I was looking at the TAC case, per the TAC engineer the fix will be on version 16.12.5 tentative release Jan 22, 2021. Also, there is a software maintenance upgrade (SMU) that was released to fix this issue, below is the link from where we can get the SMU to fix the PoE related issue. In the description of this SMU its mentioned that it is for SNMP, but it has been working fine for PoE issue as well. https://software.cisco.com/download/home/284455429/type/286308587/release/Gibraltar-16.12.4

 

File name: “cat3k_caa-universalk9.16.12.04.CSCvv28324.SPA.smu.bin”

This SMU will solve the issue with the %ILPOWER-3-CONTROLLER_PORT_ERR: Controller port error, Interface Gix/0/y: Power given, but State Machine Power Good wait timer timed out

Please see below the steps to make the install of the SMU:

Copy the SMU to the switch
And then use #install add file flash:<filename> active commit
Example: #install add file flash: cat3k_caa-universalk9.16.12.04.CSCvv28324.SPA.smu.bin active commit

It will ask you to reload the switch
After the reload it will be install
Use show install summary and in the state need to be "C" = Activated & Committed


@Art Astafiev wrote:

The SMU fix for this PoE issue is cat3k_caa-universalk9.16.12.03a.CSCvv28324.SPA.smu.bin. Please note that this patch is for the 16.12.3a release only:


Thanks for the update.  

1.  SMU filename cat3k_caa-universalk9.16.12.03a.CSCvv28324.SPA.smu.bin not "exclusive" to 16.12.3a because it can be downloaded and applied on stacks running on 16.12.3, 16.12.3a and 16.12.4 (Example:  cat3k_caa-universalk9.16.12.03.CSCvv28324.SPA.smu.bin & cat3k_caa-universalk9.16.12.04.CSCvv28324.SPA.smu.bin).  This bug is present since 16.12.1 and has not been fixed since.  

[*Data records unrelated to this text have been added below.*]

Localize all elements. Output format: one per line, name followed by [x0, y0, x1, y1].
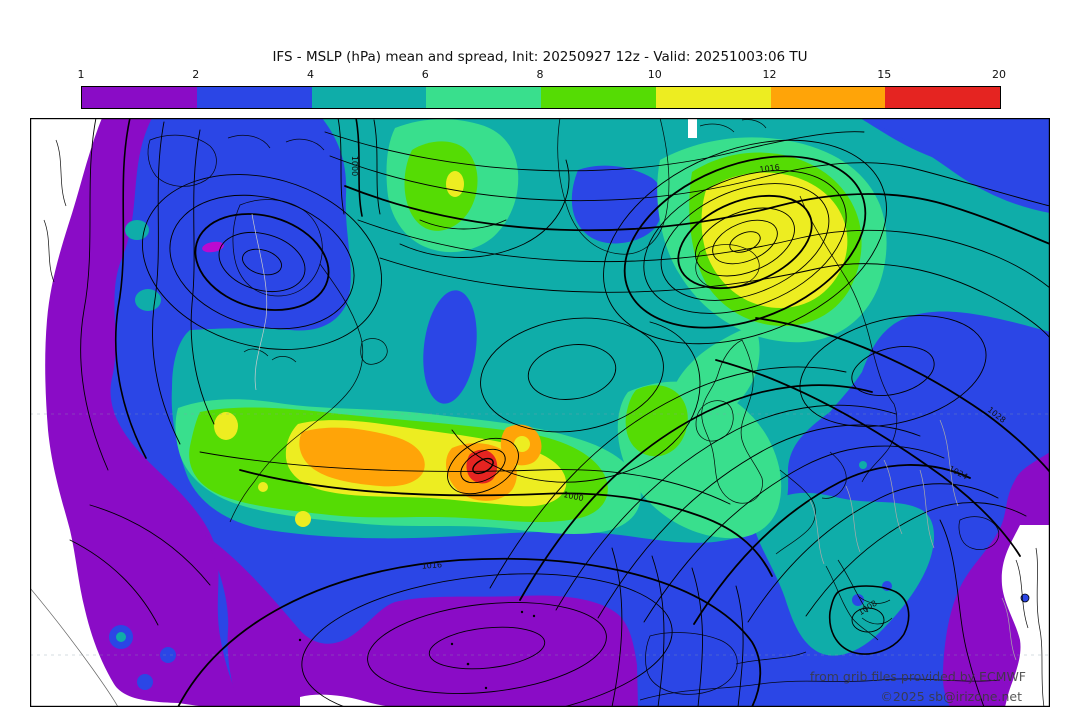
colorbar-ticks: 1 2 4 6 8 10 12 15 20 — [77, 68, 1007, 82]
isobar-value-label: 1000 — [350, 156, 359, 176]
colorbar-tick-label: 8 — [536, 68, 544, 81]
colorbar-segment — [196, 87, 312, 108]
isobar-value-label: 1016 — [759, 163, 780, 175]
colorbar-segment — [541, 87, 656, 108]
colorbar-tick-label: 2 — [192, 68, 200, 81]
colorbar-tick-label: 4 — [307, 68, 314, 81]
colorbar-segment — [426, 87, 541, 108]
colorbar-tick-label: 6 — [421, 68, 429, 81]
isobar-contours — [69, 117, 1051, 718]
colorbar-tick-label: 15 — [877, 68, 892, 81]
below-scale-white-regions — [30, 118, 1050, 707]
isobar-value-label: 1000 — [563, 490, 585, 503]
colorbar-tick-label: 20 — [992, 68, 1006, 81]
colorbar-segment — [82, 87, 197, 108]
colorbar-segment — [770, 87, 886, 108]
colorbar-segment — [311, 87, 427, 108]
colorbar-segment — [885, 87, 1000, 108]
country-borders — [29, 213, 1017, 708]
island-specks — [298, 610, 536, 690]
isobar-value-label: 1016 — [421, 560, 442, 570]
small-spread-features — [109, 220, 867, 690]
map-frame — [30, 117, 1050, 707]
weather-map: 1016 1000 1000 1016 1028 1024 1008 from grib f… — [29, 117, 1051, 718]
colorbar-tick-label: 1 — [77, 68, 85, 81]
credit-line-2: ©2025 sb@irizone.net — [880, 689, 1022, 704]
colorbar-segment — [655, 87, 771, 108]
colorbar — [81, 86, 1001, 109]
colorbar-tick-label: 10 — [647, 68, 662, 81]
colorbar-tick-label: 12 — [762, 68, 777, 81]
blue-overlays — [423, 118, 1050, 606]
spread-15-20-core — [466, 449, 498, 484]
credit-line-1: from grib files provided by ECMWF — [810, 669, 1026, 684]
page-title: IFS - MSLP (hPa) mean and spread, Init: … — [272, 49, 808, 65]
graticule-lines — [30, 413, 1050, 656]
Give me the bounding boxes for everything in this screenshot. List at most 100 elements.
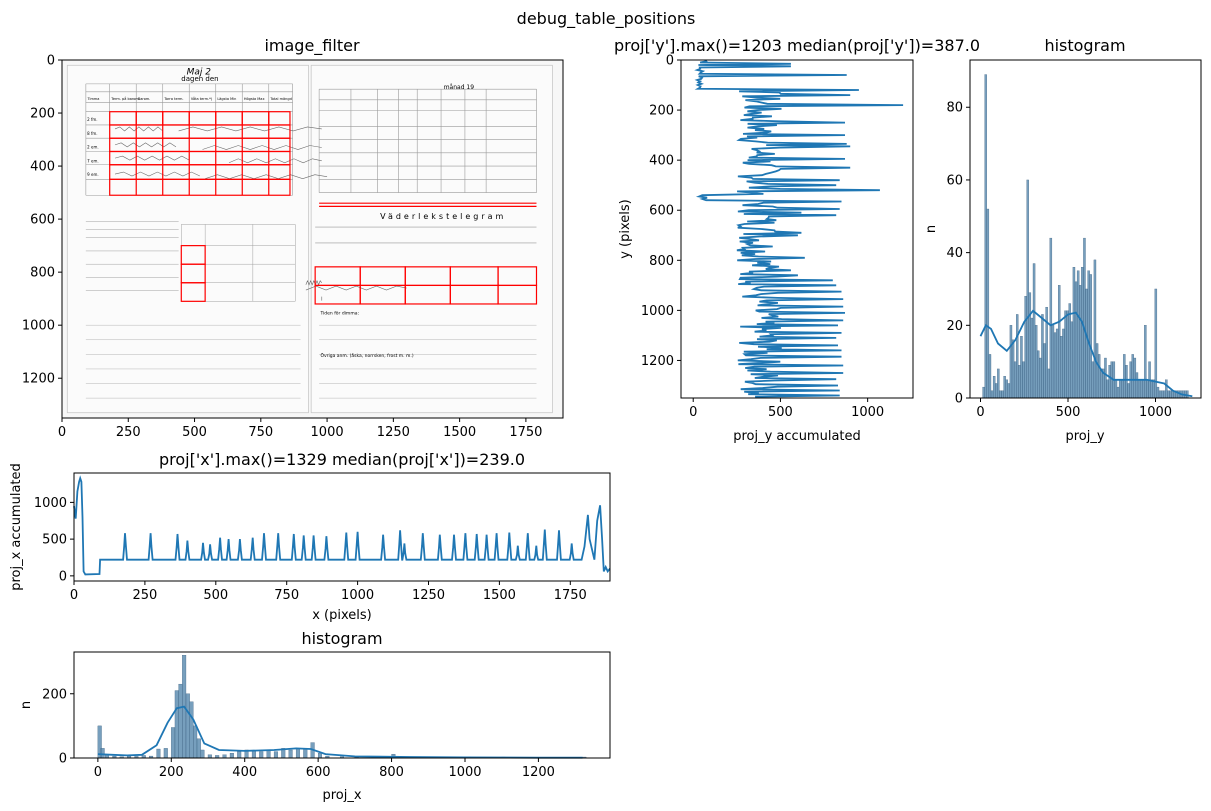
x-tick-label: 500	[768, 405, 793, 420]
document-text: 8 fm.	[87, 131, 97, 136]
proj-y-title: proj['y'].max()=1203 median(proj['y'])=3…	[614, 36, 980, 55]
hist-x-bar	[200, 749, 205, 759]
document-text: Total mängd	[269, 97, 292, 101]
hist-y-bar	[1091, 361, 1095, 399]
detected-table-cells	[109, 111, 538, 305]
handwriting-mark	[305, 279, 323, 286]
hist-y-bar	[1003, 376, 1006, 399]
hist-y-bar	[1074, 281, 1078, 399]
figure-suptitle: debug_table_positions	[517, 9, 696, 29]
hist-y-bar	[1016, 314, 1019, 399]
proj-x-xlabel: x (pixels)	[312, 608, 372, 623]
hist-y-title: histogram	[1044, 36, 1125, 55]
hist-x-bar	[174, 690, 179, 759]
x-tick-label: 1750	[554, 588, 587, 603]
y-tick-label: 600	[649, 204, 674, 219]
hist-y-bar	[1011, 339, 1015, 399]
hist-x-bar	[156, 748, 161, 759]
hist-y-bar	[1076, 270, 1080, 399]
hist-x-bar	[288, 749, 293, 759]
hist-y-bar	[995, 383, 998, 399]
hist-y-bar	[1093, 259, 1097, 399]
x-tick-label: 1000	[311, 425, 344, 440]
hist-y-bar	[1108, 365, 1111, 399]
hist-y-bar	[1163, 390, 1166, 399]
hist-x-bar	[237, 751, 242, 759]
hist-y-bar	[1037, 350, 1040, 399]
hist-x-bar	[193, 725, 198, 759]
hist-y-bar	[984, 74, 987, 399]
hist-y-bar	[1125, 365, 1128, 399]
y-tick-label: 400	[649, 154, 674, 169]
x-tick-label: 500	[1056, 405, 1081, 420]
image-filter-ticks: 0 250 500 750 1000 1250 1500 1750 0 200 400 600 800 1…	[22, 54, 543, 441]
document-text: 2 fm.	[87, 117, 97, 122]
hist-y-kde-line	[979, 309, 1193, 398]
y-tick-label: 1200	[22, 372, 55, 387]
document-text: dagen den	[181, 75, 218, 83]
document-text: månad 19	[444, 84, 475, 91]
hist-x-bar	[171, 727, 176, 759]
hist-y-bar	[1043, 343, 1046, 399]
hist-x-bar	[163, 748, 168, 759]
hist-y-bar	[1114, 379, 1118, 399]
hist-y-bar	[1064, 310, 1067, 399]
y-tick-label: 400	[30, 160, 55, 175]
hist-y-bar	[1116, 386, 1120, 399]
y-tick-label: 1000	[34, 496, 67, 511]
proj-y-frame	[680, 59, 914, 399]
hist-x-bar	[259, 751, 264, 759]
hist-x-bar	[295, 748, 300, 759]
x-tick-label: 1000	[1139, 405, 1172, 420]
hist-x-kde-line	[97, 705, 583, 759]
document-text: 7 em.	[87, 158, 98, 163]
hist-y-frame	[969, 59, 1202, 399]
x-tick-label: 500	[182, 425, 207, 440]
x-tick-label: 1750	[509, 425, 542, 440]
hist-y-bar	[1118, 379, 1122, 399]
x-tick-label: 250	[132, 588, 157, 603]
proj-x-axes: proj['x'].max()=1329 median(proj['x'])=2…	[9, 450, 611, 623]
hist-x-title: histogram	[301, 629, 382, 648]
document-text: 9 em.	[87, 172, 98, 177]
x-tick-label: 1250	[377, 425, 410, 440]
hist-y-bar	[1095, 343, 1099, 399]
hist-y-bar	[1139, 379, 1143, 399]
proj-x-series-line	[73, 475, 611, 576]
document-text: Barom.	[138, 97, 151, 101]
hist-y-bar	[1133, 357, 1137, 399]
hist-x-axes: histogram 0 200 400 600 800 1000 1200 0 200 proj…	[19, 629, 611, 803]
hist-y-bar	[1142, 379, 1145, 399]
document-text: Våta term.*)	[191, 96, 213, 101]
x-tick-label: 0	[58, 425, 66, 440]
hist-y-bar	[1022, 361, 1025, 399]
hist-y-bar	[1123, 354, 1126, 399]
hist-x-bar	[229, 753, 234, 759]
hist-y-bar	[1104, 357, 1107, 399]
hist-y-bar	[1079, 285, 1082, 399]
x-tick-label: 500	[203, 588, 228, 603]
handwriting-mark	[228, 158, 322, 164]
hist-y-bar	[1062, 328, 1065, 399]
hist-y-bar	[1020, 336, 1023, 399]
hist-y-bar	[1100, 368, 1103, 399]
hist-y-bar	[1072, 267, 1076, 399]
hist-x-bar	[189, 701, 194, 759]
hist-y-bar	[1028, 292, 1032, 399]
hist-y-bar	[1083, 237, 1086, 399]
hist-x-bar	[303, 748, 308, 759]
proj-y-xlabel: proj_y accumulated	[733, 429, 861, 444]
x-tick-label: 600	[306, 765, 331, 780]
hist-y-bar	[1053, 332, 1057, 399]
image-filter-frame	[61, 59, 564, 419]
document-text: Term. på barom.	[110, 96, 140, 101]
hist-x-bar	[196, 738, 201, 759]
x-tick-label: 1500	[443, 425, 476, 440]
hist-y-bar	[1160, 390, 1164, 399]
hist-y-bar	[1032, 263, 1036, 399]
x-tick-label: 1500	[483, 588, 516, 603]
handwriting-mark	[178, 126, 322, 132]
document-text: Timma	[86, 97, 99, 101]
x-tick-label: 1200	[522, 765, 555, 780]
hist-y-bar	[988, 354, 992, 399]
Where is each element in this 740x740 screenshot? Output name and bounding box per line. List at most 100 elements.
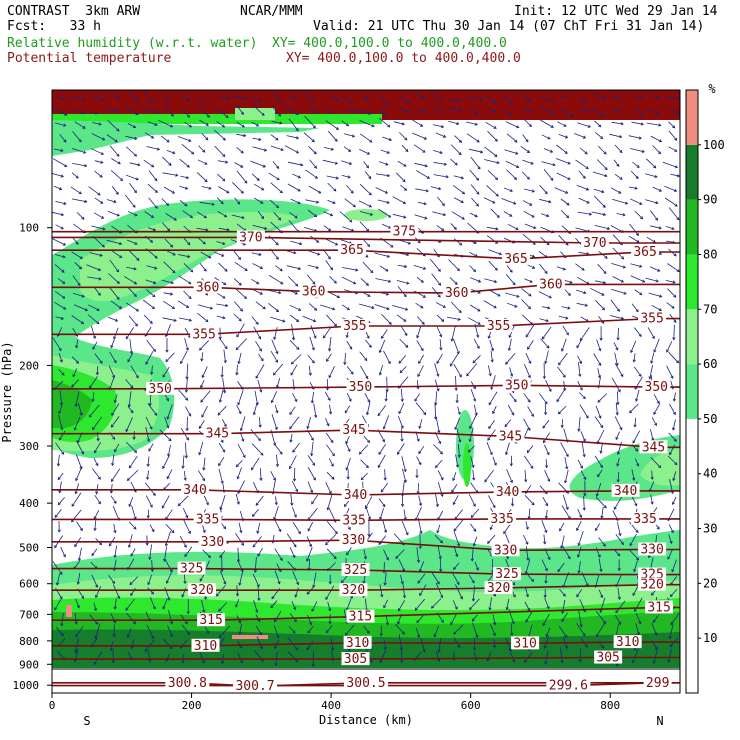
- wind-vector-head: [78, 139, 82, 143]
- wind-vector-head: [653, 349, 657, 353]
- wind-vector: [609, 133, 622, 138]
- wind-vector: [235, 533, 244, 546]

2.  I have several stacks running 16.12.4 with this specific SMU applied.  Just this week, one of the stack members (16.12.4 and SMU applied) have STOPPED providing PoE.  I have had to reboot the switch member in order to get the PD to work.  The stack only had a 2 week uptime.  

 


@Art Astafiev wrote:

Use show install summary and in the state need to be "C" = Activated & Committed


The command "sh install summary" will cause the terminal to "hang" and feel like "<expletive>, (did) the stack crash?" moment (aka "code brown").  A "less stressful" option is to use the "sh version" command.  

 


@Art Astafiev wrote:

The fix will come with the 16.12.5 code release


This bug was first reported on 16.12.1 but has not been fixed.  Fingers crossed if 16.12.5 will really fix this bug with "quality control" not really a priority.

 


@LizsanderRoque1725 wrote:

We are working on a more permanent solution which is to install a (Software Maintenance Upgrade) (link below) but haven't tested that option yet. 


I have 16.12.4 with the SMU (cat3k_caa-universalk9.16.12.04.CSCvv28324.SPA.smu.bin) applied and the issue re-appeared two weeks later.

Hi,

are you still facing this issue? We are on 16.12.4 planning to install SMU for the POE issue, is there any other work around for this?

Hello,

 

So far after installing the SMU on an handful of 3850 it has been a month and the issue has not reappeared on those 3850.

 

Hope this help!

Give it time, @LizsanderRoque1725.

 

FYI:  16.12.5 is scheduled for release on 21 January 2021.